Bev Budsworth, managing director of The Debt Advisor commented:

“Today’s figures show that overall personal insolvencies have increased but are still less than they were 12 months ago and have still seen a reduction of about a quarter from around 135,000 in 2010.”

“Corporate insolvency is also slightly higher in this quarter, however, the Insolvency Service puts this down to an unusually low number of compulsory liquidations in the last quarter and has said that figures have been ‘fairly stable’ since 2012.” 

“Following the introduction of the ‘bankruptcy lite’ solution in 2009 - the Debt Relief Order, the numbers of DROs and bankruptcies collectively increased to a worrying high of 85,000 in 2010.  Since then the numbers of bankruptcies and DROs combined have steadily declined to just over 52,000 in 2013, primarily driven by the reduction of bankruptcy numbers. This quarter has also seen a decline in DRO numbers from just over 7,200 at the start of 2013 to 6,459 today.”

She added: “There is no doubt that the decline in bankruptcies is due largely to the high cost of making oneself bankrupt – a fee of £700 which could take debtors many months to save up. Even though there are numerous licensed intermediaries to help with drafting petitions for both DROs and bankruptcies, the process is still complex and daunting and therefore many debtors opt for procedures which are easier to access and set up.

“It’s not surprising that Individual Voluntary Arrangements (IVAs) are up slightly as these are by far the most sought after option for people in serious debt. IVAs have been around for years and have consistently been proven to work well for both individuals in debt and their creditors. Figures over the last three years have shown that IVAs have remained steady at around 49,000 per year.”

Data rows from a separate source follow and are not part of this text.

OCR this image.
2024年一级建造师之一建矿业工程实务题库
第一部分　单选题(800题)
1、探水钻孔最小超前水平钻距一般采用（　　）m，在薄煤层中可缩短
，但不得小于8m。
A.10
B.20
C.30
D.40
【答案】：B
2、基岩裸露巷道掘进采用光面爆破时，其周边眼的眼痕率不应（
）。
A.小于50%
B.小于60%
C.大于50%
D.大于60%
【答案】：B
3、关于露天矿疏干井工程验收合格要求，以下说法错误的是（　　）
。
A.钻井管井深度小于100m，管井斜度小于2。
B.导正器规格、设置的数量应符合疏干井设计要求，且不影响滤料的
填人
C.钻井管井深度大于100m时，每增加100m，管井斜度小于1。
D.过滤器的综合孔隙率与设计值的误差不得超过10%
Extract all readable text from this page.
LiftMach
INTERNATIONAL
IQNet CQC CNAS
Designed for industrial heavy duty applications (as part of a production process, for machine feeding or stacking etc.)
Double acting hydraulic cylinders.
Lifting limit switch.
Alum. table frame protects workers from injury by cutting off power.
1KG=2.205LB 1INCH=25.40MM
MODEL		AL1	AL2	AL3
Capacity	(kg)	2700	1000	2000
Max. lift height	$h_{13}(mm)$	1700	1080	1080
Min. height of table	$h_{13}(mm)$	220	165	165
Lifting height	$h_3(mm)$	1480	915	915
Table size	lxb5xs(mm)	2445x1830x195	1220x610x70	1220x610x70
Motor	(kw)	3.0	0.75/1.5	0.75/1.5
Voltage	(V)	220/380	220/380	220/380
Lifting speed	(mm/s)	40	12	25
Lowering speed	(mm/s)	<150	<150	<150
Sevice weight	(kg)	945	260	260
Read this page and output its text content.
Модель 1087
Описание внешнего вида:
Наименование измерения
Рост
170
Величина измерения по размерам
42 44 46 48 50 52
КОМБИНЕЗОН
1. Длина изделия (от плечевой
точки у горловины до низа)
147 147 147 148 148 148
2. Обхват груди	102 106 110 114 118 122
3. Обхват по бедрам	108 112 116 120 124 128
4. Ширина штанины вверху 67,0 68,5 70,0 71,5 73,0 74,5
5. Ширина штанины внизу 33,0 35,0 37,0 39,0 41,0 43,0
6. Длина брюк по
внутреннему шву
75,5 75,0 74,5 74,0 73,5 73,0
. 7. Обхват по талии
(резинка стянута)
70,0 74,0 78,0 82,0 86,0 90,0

“However, today’s figures are not the full story as they do not include informal debt management plans – something that is set to change following the government shake up of financial services. From April, the Financial Conduct Authority (FCA) will assume responsibility for the regulation of debt advice and debt management solutions from the Office of Fair Trading. As well as tougher regulation, the FCA will be monitoring how effective debt management plans are at getting debtors free from debt. Practices who wish to continue to administer debt solutions will also have to prove that their own business is in good financial order and that treating customers fairly is at the heart of everything they do.”

“We welcome this additional regulation and the added ‘teeth’ that the FCA will have and believe that this level of government commitment can only help consumers further. However, I would like to see the FCA continue to support the Protocol Compliant Debt Management Plan which incorporates obligations for creditors not to ‘behave badly’ by threatening action to obtain higher payments.”

“Everyone with debt problems should have access to good quality debt advice regardless of whether this is from the ‘paid-for’ or ‘free’ advice sectors. Fees need to be fair and reasonable but it’s equally important that debtors get access to proper advice that is fully understood and is properly regulated.”